Portée par l’O-RAN Alliance, qui rassemble des acteurs des télécoms du monde entier, l’initiative Open RAN est, à cet égard, regardée avec intérêt. En faisant appel à des normes ouvertes, elle permet aux opérateurs de s’affranchir des contraintes matérielle et logicielle et de réduire leur dépendance à l’égard des équipementiers.
« Bien que des lacunes technologiques doivent être comblées, Open RAN est désormais prêt pour un déploiement à grande échelle », estime Francisco Martín Pignatelli, responsable Open RAN chez Vodafone. L’opérateur britannique prévoit son déploiement sur 2 600 sites au Royaume-Uni.
Les atouts de l’IA encore sous-exploités
Comme pour le cloud, les apports de l’IA sont bien identifiés qui s’agisse de configurer, dépanner ou superviser les réseaux. Pour autant, l’étude juge que les opérateurs tardent à exploiter toutes les promesses de l’IA.
Alors que 60 % utilisent l’IA « traditionnelle » pour surveiller les performances du réseau, les autres cas d’usage sont sous la barre des 50 % qu’il s’agisse de la maintenance prédictive des équipements réseau (46 %), l’automatisation des tickets de service (46 %) et la planification du réseau (43 %).
Le recours à l’IA générative est encore plus limité. Elle est avant tout utilisée pour la gestion des spams (33 %), la gestion de la fraude (31 %), la planification du réseau (30 %) et la prévision des problèmes de réseau (29 %).
Pourquoi cette hésitation ? 61 % des dirigeants citent des préoccupations liées à la sécurité et à la confidentialité des données comme principal obstacle à l’adoption de l’IA. Plus de la moitié d’entre eux avancent également le rythme des changements technologiques (53 %) et l’absence de stratégie d’IA pour le réseau (51 %).

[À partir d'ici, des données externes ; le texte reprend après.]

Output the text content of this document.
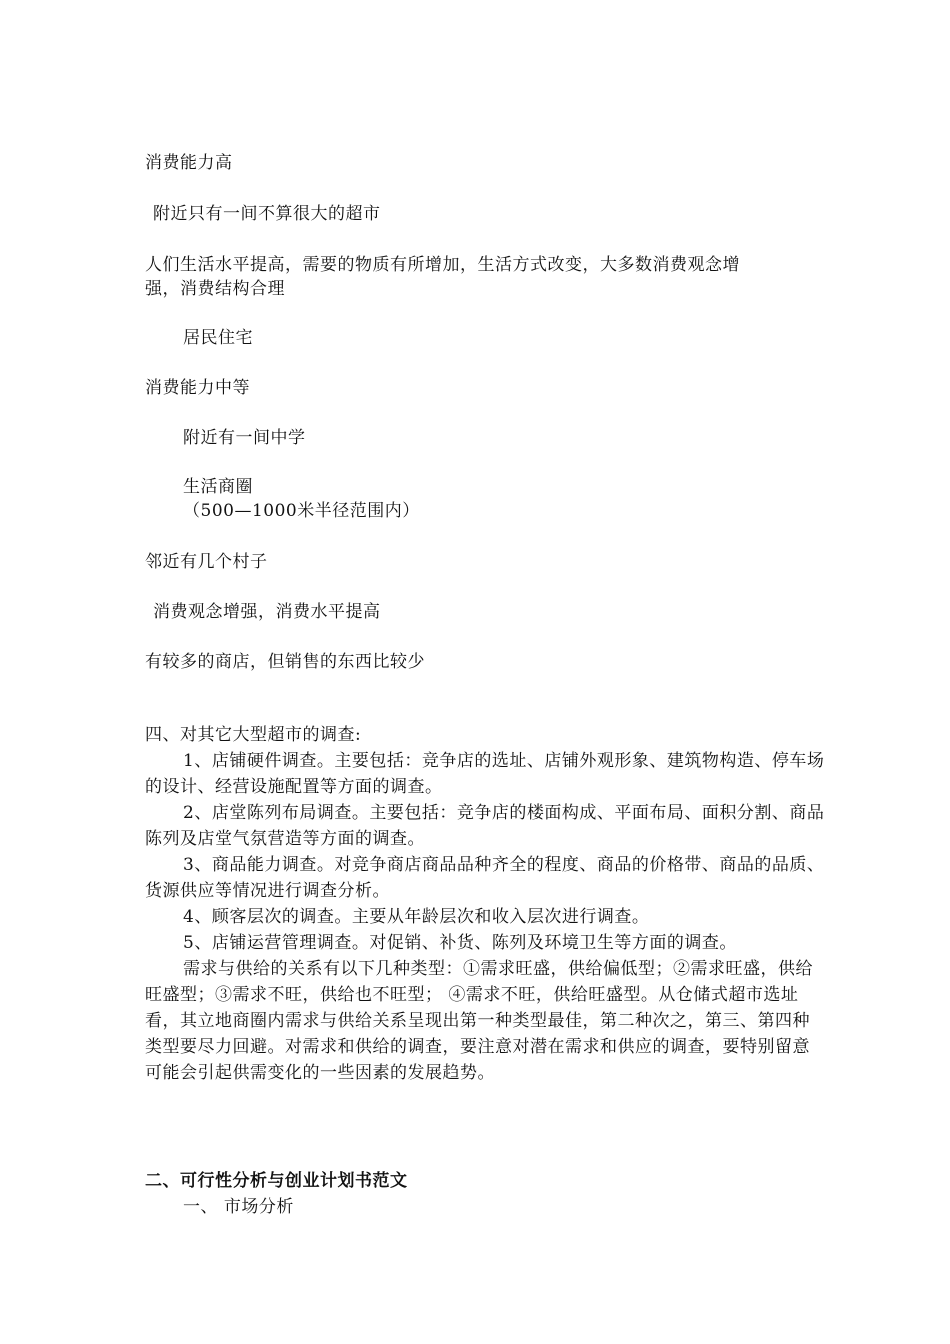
消费能力高
附近只有一间不算很大的超市
人们生活水平提高，需要的物质有所增加，生活方式改变，大多数消费观念增
强，消费结构合理
居民住宅
消费能力中等
附近有一间中学
生活商圈
（500—1000米半径范围内）
邻近有几个村子
消费观念增强，消费水平提高
有较多的商店，但销售的东西比较少

四、对其它大型超市的调查:

1、店铺硬件调查。主要包括：竞争店的选址、店铺外观形象、建筑物构造、停车场的设计、经营设施配置等方面的调查。

2、店堂陈列布局调查。主要包括：竞争店的楼面构成、平面布局、面积分割、商品陈列及店堂气氛营造等方面的调查。

3、商品能力调查。对竞争商店商品品种齐全的程度、商品的价格带、商品的品质、货源供应等情况进行调查分析。

4、顾客层次的调查。主要从年龄层次和收入层次进行调查。

5、店铺运营管理调查。对促销、补货、陈列及环境卫生等方面的调查。

需求与供给的关系有以下几种类型：①需求旺盛，供给偏低型；②需求旺盛，供给旺盛型；③需求不旺，供给也不旺型； ④需求不旺，供给旺盛型。从仓储式超市选址看，其立地商圈内需求与供给关系呈现出第一种类型最佳，第二种次之，第三、第四种类型要尽力回避。对需求和供给的调查，要注意对潜在需求和供应的调查，要特别留意可能会引起供需变化的一些因素的发展趋势。

二、可行性分析与创业计划书范文
一、 市场分析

Manque de compétences en IA Gen
Près le moitié des opérateurs (47 %) s’inquiètent, par ailleurs, du manque de compétences internes en IA. Ils indiquent que seulement 26 % de leurs équipes réseau possèdent des compétences en IA traditionnelle, les compétences en IA générative étant encore plus rares (13 %).
L’IA générative ouvre pourtant la voie à des cas d’usages originaux. Deutsche Telecom a développé un chatbot pour aider ses sous-traitants à effectuer les raccordements à la fibre optique. Celui-ci leur donne des conseils en temps réel sur les réglementations et les contraintes relatives aux travaux de terrassement en fonction de facteurs tels que la nature du terrain ou la météo.

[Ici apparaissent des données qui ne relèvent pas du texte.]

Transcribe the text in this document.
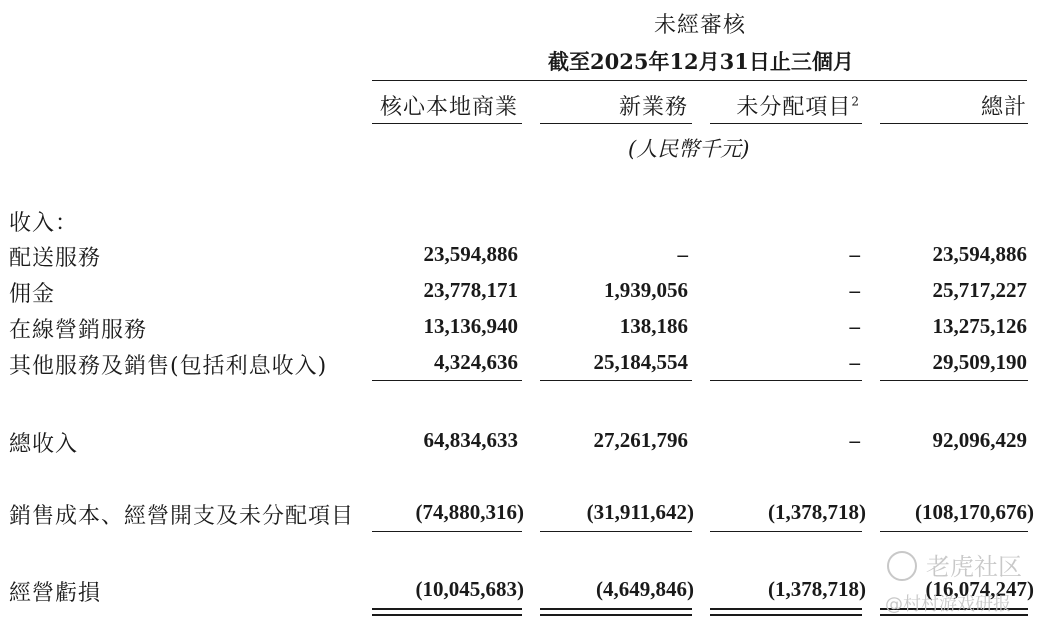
未經審核
截至2025年12月31日止三個月
核心本地商業	新業務	未分配項目$^2$	總計
(人民幣千元)
收入：
配送服務	23,594,886	–	–	23,594,886
佣金	23,778,171	1,939,056	–	25,717,227
在線營銷服務	13,136,940	138,186	–	13,275,126
其他服務及銷售(包括利息收入)	4,324,636	25,184,554	–	29,509,190
總收入	64,834,633	27,261,796	–	92,096,429
銷售成本、經營開支及未分配項目	(74,880,316)	(31,911,642)	(1,378,718)	(108,170,676)
經營虧損	(10,045,683)	(4,649,846)	(1,378,718)	(16,074,247)
老虎社区
@村村游戏研报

55 % des opérateur victimes de cyberattaques
La préoccupation de l’enjeu de sécurité évoquée plus haut est loin d’être infondée. 55 % des opérateurs interrogés au niveau mondial (59 % en France) déclarent avoir subi une violation de la sécurité réseau au cours de l’année écoulée. Ces derniers, les opérateurs français SFR, Free et Orange ont été, coup sur coup, victimes de piratages.

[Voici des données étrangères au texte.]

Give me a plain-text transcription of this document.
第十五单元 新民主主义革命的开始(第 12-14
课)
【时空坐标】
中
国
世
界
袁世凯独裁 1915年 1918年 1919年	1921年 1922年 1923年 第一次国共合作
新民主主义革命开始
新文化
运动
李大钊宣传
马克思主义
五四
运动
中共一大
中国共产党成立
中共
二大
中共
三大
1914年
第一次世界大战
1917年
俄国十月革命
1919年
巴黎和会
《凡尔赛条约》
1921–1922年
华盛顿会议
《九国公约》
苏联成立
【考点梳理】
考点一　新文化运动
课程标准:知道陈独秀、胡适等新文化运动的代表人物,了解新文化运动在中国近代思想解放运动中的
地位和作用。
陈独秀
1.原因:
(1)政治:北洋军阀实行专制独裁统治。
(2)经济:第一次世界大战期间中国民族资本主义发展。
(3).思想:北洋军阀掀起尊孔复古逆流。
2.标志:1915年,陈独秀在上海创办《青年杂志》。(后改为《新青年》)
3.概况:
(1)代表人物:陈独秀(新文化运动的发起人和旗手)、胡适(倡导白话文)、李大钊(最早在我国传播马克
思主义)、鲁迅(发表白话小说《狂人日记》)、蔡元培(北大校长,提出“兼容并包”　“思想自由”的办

Selon l’étude, le coût moyen d’une faille impliquant plus de 50 millions d’enregistrements s’élève à 375 millions de dollars. « En plus des pertes financières, ces failles érodent la confiance des clients et peuvent à terme limiter leur adoption de services tels que les réseaux privés 5G, l’IoT et les solutions basées sur l’IA. »
Alors que le recours au cloud augmente leur surface d’attaque, 42 % des dirigeants considèrent la sécurité des réseaux comme un enjeu majeur pour les trois prochaines années. Les auteurs de l’étude jugent toutefois la fréquence des audits de sécurité et des tests de pénétration déconcertante. Seulement 36 % d’entre eux les effectuent tous les trimestres et 21 %… tous les deux ans.